En un año atípico donde se jugaron menos cantidad de partidos, con un tiempo muy reducido y apretado, los entrenamientos debieron modificarse y adaptándose a la situación. Si bien la mejoría no fue tan notoria estrictamente en el juego, si se vio en el compromiso y dedicación de cada uno y una de los y las integrantes de los planteles. La cuarentena, de cierta manera, dejó reflejado cómo se trabaja ante la adversidad.
Desde la Primera B masculina hasta la Primera A femenina, todos los duelos que definían un título llegaron hasta los cincuenta minutos, jugándose el tiempo suplementario y terminaron yendo a los penales. Hasta, incluso, en algún caso, terminando 0-0 el resultado del tiempo regular. ¿Marca una baja en el nivel por no haber anotado goles? Probablemente, no. Si bien para el espectáculo es poco atractivo, se ha visto que son muchos más los planteles que pueden competir a un alto rendimiento. En este tipo de instancias es de esperarse encuentros cerrados, de pocos goles, sabiendo que ninguno quiere ceder ni un milímetro y se estudian mucho dentro del 40×20. La muestra clara está a lo largo de la competencia donde vimos duelos muy cambiantes y con goles por doquier, sumado a la gran intensidad que se hizo presente siempre.
Por otro lado, también hay que mencionar que ninguno de los torneos que se disputó contaba con descensos debido a la pandemia del Covid-19. ¿Pudo haber sido esto positivo para nuestro futsal? Sin dudas que muchos lo aprovecharon. Dándole lugar a los más chicos y entendiendo que podía ser un año para especular poco, fueron muchos los clubes que decidieron apostar por incluir juveniles entre sus convocados y darle la posibilidad de que empiecen a foguearse en la primera división.

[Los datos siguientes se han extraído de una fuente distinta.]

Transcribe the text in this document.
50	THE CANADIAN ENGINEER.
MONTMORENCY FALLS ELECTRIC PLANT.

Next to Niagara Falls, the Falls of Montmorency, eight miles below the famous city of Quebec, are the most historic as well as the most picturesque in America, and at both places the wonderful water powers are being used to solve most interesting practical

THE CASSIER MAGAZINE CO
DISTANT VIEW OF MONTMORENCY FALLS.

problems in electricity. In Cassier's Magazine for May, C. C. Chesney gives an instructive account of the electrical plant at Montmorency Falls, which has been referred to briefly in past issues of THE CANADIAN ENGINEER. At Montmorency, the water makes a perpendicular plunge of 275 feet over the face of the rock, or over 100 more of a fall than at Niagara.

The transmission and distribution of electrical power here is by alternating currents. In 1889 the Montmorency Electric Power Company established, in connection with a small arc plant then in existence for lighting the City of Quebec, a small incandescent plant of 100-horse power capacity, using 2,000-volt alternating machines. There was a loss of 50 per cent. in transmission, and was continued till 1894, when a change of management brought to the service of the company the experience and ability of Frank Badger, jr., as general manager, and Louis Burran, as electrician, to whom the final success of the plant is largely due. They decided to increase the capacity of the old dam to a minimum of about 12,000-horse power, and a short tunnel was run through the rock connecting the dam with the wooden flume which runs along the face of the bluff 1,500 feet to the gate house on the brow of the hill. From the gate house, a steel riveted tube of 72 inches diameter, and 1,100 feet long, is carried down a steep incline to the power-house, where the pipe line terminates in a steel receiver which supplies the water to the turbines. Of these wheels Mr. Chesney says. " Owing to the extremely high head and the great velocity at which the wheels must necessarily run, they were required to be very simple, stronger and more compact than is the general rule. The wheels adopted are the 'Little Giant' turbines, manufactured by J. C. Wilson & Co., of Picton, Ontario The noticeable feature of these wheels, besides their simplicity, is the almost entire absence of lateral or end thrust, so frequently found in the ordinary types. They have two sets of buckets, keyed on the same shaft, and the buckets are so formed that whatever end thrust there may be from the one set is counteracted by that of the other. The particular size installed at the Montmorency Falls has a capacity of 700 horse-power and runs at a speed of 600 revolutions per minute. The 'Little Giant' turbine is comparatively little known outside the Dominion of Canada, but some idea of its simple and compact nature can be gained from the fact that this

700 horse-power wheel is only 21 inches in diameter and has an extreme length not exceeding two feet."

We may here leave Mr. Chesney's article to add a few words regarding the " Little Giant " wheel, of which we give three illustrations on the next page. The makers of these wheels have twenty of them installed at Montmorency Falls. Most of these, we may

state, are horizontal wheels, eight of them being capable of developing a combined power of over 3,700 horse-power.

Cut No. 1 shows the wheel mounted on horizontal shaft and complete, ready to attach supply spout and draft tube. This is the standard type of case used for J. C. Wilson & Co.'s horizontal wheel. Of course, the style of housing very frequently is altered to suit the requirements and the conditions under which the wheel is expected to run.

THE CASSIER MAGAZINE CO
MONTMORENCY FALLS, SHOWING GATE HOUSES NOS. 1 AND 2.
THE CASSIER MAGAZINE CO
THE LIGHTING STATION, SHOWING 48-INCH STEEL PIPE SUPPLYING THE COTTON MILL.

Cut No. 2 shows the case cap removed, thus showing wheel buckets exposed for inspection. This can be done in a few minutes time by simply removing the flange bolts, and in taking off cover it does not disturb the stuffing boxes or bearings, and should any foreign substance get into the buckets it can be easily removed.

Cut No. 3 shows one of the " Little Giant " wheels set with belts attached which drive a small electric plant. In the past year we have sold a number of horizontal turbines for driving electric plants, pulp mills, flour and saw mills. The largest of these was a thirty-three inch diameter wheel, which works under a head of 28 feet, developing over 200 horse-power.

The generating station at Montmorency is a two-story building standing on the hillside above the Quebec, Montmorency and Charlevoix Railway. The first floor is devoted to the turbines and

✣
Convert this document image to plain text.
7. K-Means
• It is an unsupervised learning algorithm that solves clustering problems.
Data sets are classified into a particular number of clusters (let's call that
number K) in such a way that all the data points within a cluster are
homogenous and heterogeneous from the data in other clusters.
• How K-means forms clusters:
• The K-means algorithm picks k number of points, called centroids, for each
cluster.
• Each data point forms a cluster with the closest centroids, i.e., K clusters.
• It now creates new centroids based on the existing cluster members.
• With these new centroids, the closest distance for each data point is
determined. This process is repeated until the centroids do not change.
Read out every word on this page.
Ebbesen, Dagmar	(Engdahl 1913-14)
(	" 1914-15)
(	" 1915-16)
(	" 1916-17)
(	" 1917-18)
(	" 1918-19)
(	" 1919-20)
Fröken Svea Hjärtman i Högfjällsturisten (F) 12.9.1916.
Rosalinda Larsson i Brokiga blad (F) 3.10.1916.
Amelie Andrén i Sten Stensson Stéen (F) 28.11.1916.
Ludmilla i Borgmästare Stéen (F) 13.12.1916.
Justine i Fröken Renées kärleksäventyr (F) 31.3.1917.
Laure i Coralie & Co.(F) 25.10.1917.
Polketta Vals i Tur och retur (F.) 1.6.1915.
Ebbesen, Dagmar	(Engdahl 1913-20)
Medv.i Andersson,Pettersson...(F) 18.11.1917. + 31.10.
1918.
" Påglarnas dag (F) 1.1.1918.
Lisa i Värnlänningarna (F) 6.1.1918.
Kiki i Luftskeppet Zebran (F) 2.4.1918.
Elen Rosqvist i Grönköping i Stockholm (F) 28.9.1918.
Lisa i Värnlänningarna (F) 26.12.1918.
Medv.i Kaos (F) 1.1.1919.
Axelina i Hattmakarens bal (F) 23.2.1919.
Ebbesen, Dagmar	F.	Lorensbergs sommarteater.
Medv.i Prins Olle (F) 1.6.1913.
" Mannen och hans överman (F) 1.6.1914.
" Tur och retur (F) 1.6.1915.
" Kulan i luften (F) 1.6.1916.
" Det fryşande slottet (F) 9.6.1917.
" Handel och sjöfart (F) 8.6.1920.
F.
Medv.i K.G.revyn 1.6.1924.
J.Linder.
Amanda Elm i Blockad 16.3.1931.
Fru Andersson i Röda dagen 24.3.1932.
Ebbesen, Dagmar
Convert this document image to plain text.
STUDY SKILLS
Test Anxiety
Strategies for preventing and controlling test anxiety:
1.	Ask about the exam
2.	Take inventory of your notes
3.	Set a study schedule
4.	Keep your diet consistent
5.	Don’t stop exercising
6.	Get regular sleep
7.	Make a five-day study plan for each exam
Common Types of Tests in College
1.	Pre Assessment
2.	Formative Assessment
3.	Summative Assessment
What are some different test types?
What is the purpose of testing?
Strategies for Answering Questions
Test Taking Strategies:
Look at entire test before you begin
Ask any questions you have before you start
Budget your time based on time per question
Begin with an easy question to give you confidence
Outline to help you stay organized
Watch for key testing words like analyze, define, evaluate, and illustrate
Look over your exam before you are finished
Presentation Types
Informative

De alguna u otra manera, también las lesiones llevaron a eso. Por su parte los más chicos demostraron unas ganas inmejorables de querer ganarse su lugar.
La realidad marca lo cerrado que fueron las finales, con una salvedad en el partido entre Newell’s e Independiente, en la que se abrió el marcador y la “Lepra” logró igualarlo, pero deja a la vista la paridad que existe entre estos equipos que llegan a estas instancias. Desde el minuto uno decimos que en este tipo de torneos, en donde se define a un solo encuentro, todo puede pasar. Y lo cambiante que fueron los mismos atrapa a cualquier simpatizante.
Porque no hubo un claro dominador, sino que según la situación que atravesara el juego, las virtudes de cada uno y una eran aprovechadas.
¡Felicitaciones Boca, Ferro y Newell’s. Felicitaciones campeones/as!